Everyone had taken up their positions and the meal came together ready to be plated and carried to the table. We’ve perfected this orchestration across many years. The decibels of chatter reduced as mouths were filled with all the components that comprised the feast for this annual special day.
I had plenty of time to consider that my brother spent his day alone with the Thanksgiving dinner he prepared himself for himself. He never roasted a turkey and all its fixings before. He was content. Had I known earlier that he’d be by himself, I might have changed my plans and trekked the 10 hours to his house in the little town of Mehoopany. You can get through the town before you finish saying its name. He sent me a photo of his full plate. Looked pretty good. I called him later and he told me all about it. I wasn’t worried; he’s a very good cook.
At my own location we pulled out talents for the cleanup and then spent considerable time catching up with each other. My goddaughter is pregnant with twins, and doing well. We considered that next year’s Thanksgiving we’ll be multiplied by two more, and will spend much time keeping busy rescuing the Christmas tree from seven month old babies creeping toward the lights. There will be easily a dozen grownups available to monitor them. Kiss and cuddle them. Rock them. Sing to them. Snuggle. I know the time will fly and it will be this time next year, but still it is hard to wait. Good grief.
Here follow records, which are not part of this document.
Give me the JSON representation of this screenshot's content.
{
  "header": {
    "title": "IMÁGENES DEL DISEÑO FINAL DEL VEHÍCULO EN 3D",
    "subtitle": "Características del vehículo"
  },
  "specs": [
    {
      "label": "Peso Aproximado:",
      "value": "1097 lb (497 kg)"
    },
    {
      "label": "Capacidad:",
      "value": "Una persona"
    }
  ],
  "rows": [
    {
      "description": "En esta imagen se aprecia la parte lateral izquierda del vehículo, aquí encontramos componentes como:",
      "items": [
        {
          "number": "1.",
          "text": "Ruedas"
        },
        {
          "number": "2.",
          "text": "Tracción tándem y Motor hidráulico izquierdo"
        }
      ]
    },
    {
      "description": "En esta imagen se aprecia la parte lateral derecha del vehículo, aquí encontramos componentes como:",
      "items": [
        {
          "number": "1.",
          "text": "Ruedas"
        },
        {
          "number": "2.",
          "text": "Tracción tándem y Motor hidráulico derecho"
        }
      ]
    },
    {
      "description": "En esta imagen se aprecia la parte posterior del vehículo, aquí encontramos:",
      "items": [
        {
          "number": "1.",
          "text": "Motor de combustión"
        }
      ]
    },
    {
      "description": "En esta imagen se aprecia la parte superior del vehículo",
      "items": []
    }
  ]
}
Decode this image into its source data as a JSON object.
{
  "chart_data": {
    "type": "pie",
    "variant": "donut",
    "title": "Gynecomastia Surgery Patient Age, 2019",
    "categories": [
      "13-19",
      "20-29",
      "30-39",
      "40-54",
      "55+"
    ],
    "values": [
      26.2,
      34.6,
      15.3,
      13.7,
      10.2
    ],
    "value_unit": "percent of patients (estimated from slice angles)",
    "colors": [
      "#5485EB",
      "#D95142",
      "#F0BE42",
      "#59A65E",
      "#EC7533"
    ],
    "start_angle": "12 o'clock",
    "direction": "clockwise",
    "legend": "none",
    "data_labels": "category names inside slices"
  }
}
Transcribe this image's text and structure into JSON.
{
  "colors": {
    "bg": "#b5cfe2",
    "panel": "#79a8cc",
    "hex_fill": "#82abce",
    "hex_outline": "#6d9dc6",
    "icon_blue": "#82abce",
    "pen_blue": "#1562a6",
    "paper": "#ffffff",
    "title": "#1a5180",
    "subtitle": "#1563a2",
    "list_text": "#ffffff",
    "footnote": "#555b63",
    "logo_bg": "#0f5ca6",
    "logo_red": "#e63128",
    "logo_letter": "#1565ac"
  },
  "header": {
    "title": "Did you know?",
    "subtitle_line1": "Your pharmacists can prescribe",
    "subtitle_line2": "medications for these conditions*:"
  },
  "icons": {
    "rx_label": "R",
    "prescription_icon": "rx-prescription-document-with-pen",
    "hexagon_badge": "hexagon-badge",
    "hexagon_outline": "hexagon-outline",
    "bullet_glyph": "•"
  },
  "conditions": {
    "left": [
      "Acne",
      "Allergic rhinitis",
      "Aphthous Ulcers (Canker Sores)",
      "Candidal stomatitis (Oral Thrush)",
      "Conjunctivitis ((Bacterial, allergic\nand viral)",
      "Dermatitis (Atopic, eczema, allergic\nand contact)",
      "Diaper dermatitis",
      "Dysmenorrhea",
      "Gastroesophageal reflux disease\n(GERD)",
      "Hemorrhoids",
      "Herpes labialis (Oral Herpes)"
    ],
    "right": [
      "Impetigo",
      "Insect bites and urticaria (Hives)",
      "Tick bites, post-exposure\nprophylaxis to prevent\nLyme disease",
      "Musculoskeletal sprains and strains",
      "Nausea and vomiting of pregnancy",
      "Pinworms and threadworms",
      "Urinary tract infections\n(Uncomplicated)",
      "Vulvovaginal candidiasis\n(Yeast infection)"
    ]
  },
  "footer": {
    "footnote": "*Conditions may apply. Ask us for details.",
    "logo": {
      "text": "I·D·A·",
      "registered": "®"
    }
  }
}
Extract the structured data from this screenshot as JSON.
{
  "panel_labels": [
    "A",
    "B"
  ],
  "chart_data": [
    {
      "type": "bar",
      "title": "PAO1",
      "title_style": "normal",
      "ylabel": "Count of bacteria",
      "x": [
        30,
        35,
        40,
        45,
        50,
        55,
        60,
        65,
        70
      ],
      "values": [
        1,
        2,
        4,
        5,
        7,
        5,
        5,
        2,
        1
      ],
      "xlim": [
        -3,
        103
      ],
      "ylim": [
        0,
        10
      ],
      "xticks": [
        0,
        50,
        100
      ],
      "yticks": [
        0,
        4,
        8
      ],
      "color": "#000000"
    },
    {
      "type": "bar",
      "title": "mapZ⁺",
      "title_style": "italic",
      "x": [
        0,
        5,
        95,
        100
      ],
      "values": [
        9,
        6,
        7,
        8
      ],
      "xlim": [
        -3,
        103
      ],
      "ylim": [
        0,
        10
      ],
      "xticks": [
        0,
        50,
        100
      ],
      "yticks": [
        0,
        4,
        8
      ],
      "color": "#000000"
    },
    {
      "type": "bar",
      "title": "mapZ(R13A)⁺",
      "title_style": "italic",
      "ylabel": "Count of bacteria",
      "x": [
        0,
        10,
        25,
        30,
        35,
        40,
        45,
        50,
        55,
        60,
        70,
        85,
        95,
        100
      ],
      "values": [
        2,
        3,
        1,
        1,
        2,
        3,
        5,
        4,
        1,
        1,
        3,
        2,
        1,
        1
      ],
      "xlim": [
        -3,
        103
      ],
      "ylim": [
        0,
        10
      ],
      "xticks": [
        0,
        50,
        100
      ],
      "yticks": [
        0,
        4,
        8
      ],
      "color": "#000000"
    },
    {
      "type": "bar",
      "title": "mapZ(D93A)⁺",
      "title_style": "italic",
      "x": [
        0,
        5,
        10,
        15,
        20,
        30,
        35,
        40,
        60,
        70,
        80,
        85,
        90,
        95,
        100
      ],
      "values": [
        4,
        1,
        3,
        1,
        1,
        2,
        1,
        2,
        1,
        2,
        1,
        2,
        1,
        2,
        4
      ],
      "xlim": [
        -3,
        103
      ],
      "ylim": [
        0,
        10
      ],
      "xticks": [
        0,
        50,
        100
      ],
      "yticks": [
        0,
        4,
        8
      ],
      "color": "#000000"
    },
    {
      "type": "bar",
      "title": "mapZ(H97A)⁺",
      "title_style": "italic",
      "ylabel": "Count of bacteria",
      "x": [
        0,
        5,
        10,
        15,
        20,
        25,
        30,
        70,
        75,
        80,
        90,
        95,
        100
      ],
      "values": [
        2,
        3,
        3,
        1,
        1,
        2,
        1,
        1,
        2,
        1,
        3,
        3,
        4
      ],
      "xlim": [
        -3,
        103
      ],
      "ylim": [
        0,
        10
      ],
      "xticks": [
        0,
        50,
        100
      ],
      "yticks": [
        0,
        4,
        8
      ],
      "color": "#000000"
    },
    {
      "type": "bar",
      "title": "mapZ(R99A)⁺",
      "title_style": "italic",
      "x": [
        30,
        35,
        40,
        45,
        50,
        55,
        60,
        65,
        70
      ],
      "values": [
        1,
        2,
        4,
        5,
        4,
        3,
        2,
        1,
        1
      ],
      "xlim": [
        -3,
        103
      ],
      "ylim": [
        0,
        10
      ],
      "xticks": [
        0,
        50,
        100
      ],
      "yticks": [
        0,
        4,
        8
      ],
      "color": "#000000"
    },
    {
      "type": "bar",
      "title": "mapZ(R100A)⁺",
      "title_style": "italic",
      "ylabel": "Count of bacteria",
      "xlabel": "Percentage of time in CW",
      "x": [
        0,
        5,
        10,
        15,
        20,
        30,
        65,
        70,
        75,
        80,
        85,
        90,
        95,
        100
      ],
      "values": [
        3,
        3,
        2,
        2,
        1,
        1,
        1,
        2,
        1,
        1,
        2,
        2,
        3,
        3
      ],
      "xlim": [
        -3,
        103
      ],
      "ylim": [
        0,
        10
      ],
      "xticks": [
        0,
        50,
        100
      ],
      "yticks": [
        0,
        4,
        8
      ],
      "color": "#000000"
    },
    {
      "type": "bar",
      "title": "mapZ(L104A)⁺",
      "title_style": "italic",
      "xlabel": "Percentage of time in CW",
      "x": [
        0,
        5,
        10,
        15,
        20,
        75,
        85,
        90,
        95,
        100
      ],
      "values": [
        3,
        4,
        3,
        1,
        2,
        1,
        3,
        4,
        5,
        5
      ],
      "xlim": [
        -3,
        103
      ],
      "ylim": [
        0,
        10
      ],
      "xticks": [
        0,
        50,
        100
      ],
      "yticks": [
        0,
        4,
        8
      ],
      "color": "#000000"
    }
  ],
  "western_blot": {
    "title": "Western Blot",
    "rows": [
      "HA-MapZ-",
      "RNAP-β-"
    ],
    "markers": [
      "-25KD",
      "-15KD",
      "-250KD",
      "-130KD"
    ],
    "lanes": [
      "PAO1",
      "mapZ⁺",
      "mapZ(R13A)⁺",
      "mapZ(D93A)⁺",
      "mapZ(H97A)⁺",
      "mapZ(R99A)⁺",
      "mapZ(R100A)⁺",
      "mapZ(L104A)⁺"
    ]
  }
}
I’ve hardly digested my enormous meal, and thinking about the next time we’re all together for Thanksgiving.
Before I am ready, Christmas will be here, but before it arrives I’ll have some time with my beloved daughter, who will trip out here from Philadelphia to spend a few days with Mama. We’ll just hang out and enjoy each other and hope snow holds off until she gets back home.
For now, I’m just chilling and planning to send out more queries after the new year, since literary agents are minimally accessible across the holiday season. I must remind myself these are just people like everyone else, put their pants on one leg at a time, have families, celebrate holidays and push back from their desks, cook dinner for family and friends and put off decisions.
It’s lunch time. Best get to it. Did my lit work for the day, organizing the first and second steps to build the lyrical essay. Building the blocks that will eventually tell me what my heart wrote.